Diese finanzielle Belastung trifft viele Betroffene unvorbereitet. Fred Wagner, Professor am Institut für Versicherungswissenschaften der Universität Leipzig, warnt vor einem drohenden „Pflegedrama“: „Es ist nun mal so, dass wir älter werden, und viele ältere Menschen erzeugen natürlich auch viel mehr Leistungsfälle in der gesetzlichen Pflegeversicherung“.
Private Pflegezusatzversicherungen als Lösung?
Angesichts der steigenden Kosten und der begrenzten Leistungen der gesetzlichen Pflegeversicherung gewinnen private Pflegezusatzversicherungen an Bedeutung. Eine Möglichkeit ist die Pflegetagegeldversicherung, bei der ein fester Betrag pro Pflegetag gezahlt wird, unabhängig von den tatsächlichen Pflegekosten. Die Höhe des Tagegeldes kann je nach Anbieter und Pflegegrad variieren, wobei Beträge von bis zu 150 Euro pro Tag möglich sind.

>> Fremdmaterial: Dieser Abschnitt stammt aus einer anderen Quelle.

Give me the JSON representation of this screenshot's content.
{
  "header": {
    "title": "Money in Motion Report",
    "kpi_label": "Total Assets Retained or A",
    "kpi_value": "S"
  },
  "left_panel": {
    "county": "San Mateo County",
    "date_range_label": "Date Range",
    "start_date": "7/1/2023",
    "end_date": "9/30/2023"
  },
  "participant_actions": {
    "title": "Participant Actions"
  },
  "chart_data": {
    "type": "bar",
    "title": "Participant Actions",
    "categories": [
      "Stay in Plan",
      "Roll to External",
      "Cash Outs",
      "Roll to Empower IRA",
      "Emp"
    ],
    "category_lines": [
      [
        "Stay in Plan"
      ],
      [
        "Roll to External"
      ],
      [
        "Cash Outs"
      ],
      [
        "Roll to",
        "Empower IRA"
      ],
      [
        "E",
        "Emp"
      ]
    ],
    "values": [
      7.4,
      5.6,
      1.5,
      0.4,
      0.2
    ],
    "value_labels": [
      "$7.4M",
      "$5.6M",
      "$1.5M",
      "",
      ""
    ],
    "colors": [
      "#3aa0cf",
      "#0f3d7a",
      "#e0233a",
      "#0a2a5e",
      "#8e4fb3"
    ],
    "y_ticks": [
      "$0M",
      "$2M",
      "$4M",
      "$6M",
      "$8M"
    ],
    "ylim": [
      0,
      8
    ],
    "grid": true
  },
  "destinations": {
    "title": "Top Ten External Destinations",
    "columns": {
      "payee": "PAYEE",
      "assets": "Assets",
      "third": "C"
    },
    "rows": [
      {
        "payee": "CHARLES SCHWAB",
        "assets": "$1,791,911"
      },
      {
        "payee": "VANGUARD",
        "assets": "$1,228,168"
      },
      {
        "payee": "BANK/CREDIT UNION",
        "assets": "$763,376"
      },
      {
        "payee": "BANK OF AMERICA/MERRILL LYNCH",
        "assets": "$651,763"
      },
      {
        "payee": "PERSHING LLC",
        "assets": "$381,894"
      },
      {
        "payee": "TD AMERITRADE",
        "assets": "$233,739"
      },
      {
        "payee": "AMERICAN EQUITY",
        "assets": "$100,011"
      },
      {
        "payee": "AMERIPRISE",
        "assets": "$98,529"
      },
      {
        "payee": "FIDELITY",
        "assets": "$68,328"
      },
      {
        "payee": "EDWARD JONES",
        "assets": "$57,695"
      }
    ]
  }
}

Seit 2013 fördert der Staat den Abschluss solcher Versicherungen mit dem sogenannten „Pflege-Bahr“. Dabei erhalten Versicherte eine Zulage von fünf Euro monatlich, wenn sie mindestens zehn Euro selbst einzahlen. Diese geförderten Tarife sind ohne Gesundheitsprüfung abschließbar, was insbesondere für Menschen mit Vorerkrankungen attraktiv ist.

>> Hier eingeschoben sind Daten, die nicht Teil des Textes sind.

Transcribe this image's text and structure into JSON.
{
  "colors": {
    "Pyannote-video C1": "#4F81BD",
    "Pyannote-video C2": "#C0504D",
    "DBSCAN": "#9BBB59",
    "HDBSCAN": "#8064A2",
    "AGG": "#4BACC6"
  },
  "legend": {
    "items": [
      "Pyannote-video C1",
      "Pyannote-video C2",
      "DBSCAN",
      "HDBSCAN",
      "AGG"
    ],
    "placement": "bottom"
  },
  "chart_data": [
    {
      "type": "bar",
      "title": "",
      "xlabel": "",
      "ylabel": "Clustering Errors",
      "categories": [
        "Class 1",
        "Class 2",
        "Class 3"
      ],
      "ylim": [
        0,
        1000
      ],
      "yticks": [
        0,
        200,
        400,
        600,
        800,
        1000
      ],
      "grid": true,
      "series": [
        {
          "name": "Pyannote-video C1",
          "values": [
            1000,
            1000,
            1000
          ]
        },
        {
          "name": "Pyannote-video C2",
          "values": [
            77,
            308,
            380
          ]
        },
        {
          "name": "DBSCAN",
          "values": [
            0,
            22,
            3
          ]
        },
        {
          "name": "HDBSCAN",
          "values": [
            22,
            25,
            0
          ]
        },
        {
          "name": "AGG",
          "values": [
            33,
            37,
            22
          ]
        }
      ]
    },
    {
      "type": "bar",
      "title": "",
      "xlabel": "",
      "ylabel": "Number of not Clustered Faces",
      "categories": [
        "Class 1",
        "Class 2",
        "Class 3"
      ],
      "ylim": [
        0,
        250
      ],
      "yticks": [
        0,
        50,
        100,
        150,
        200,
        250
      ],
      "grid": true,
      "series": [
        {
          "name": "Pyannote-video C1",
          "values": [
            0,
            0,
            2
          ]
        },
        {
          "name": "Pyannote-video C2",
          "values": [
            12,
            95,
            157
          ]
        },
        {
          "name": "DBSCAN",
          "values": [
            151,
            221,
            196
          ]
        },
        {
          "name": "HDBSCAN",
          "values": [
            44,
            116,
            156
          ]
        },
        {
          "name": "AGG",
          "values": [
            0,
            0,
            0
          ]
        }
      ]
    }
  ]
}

Frühzeitige Vorsorge zahlt sich aus
Je früher eine private Pflegezusatzversicherung abgeschlossen wird, desto günstiger sind in der Regel die Beiträge. Zudem können jüngere Versicherte von längeren Ansparzeiten profitieren, was im Pflegefall zu höheren Leistungen führt. Experten empfehlen daher, sich frühzeitig mit dem Thema auseinanderzusetzen und individuelle Vorsorgemöglichkeiten zu prüfen.

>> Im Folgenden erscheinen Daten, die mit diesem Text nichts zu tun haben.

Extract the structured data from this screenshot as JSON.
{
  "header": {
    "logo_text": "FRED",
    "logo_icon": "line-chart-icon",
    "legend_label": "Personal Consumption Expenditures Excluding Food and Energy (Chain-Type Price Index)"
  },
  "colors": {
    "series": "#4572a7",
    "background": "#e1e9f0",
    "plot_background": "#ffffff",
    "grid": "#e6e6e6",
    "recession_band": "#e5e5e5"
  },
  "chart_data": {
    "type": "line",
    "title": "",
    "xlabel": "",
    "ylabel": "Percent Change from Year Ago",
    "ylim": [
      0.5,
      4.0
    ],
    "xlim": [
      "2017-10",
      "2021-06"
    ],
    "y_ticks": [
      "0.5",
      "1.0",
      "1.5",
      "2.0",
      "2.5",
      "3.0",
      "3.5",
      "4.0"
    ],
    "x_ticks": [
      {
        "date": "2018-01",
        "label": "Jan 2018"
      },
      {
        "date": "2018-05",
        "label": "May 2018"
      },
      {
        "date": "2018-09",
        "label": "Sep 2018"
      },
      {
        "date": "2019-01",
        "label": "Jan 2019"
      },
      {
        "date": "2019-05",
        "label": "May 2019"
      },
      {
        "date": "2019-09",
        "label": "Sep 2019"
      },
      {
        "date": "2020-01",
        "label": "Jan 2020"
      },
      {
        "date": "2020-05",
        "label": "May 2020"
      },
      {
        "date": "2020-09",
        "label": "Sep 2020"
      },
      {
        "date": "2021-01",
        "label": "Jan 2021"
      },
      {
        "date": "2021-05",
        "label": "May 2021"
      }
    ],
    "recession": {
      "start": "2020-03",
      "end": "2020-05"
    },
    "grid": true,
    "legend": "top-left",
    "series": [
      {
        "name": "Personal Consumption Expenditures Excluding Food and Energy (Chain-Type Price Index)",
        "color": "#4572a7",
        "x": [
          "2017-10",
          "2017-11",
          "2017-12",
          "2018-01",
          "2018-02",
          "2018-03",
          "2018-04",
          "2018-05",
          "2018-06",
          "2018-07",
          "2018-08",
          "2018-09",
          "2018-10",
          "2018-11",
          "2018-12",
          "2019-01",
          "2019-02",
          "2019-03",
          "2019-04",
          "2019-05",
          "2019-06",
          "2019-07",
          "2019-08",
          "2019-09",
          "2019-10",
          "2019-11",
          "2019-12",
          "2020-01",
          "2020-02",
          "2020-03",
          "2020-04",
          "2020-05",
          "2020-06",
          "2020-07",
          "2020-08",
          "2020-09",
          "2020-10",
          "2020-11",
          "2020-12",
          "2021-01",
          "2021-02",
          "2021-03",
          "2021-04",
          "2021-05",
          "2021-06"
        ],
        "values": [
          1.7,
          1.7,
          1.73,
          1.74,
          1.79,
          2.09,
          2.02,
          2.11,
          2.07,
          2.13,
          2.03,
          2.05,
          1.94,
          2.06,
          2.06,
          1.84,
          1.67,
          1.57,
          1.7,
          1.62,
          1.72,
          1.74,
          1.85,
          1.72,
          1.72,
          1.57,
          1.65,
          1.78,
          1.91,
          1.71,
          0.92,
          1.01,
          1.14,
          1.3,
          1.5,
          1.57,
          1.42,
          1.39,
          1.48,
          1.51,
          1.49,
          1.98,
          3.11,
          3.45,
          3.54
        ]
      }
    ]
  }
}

Die demografische Entwicklung und die finanziellen Herausforderungen der gesetzlichen Pflegeversicherung machen eine private Vorsorge zunehmend unverzichtbar. Individuelle Beratung und frühzeitige Entscheidungen können helfen, im Pflegefall finanziell abgesichert zu sein und die eigene Lebensqualität zu erhalten.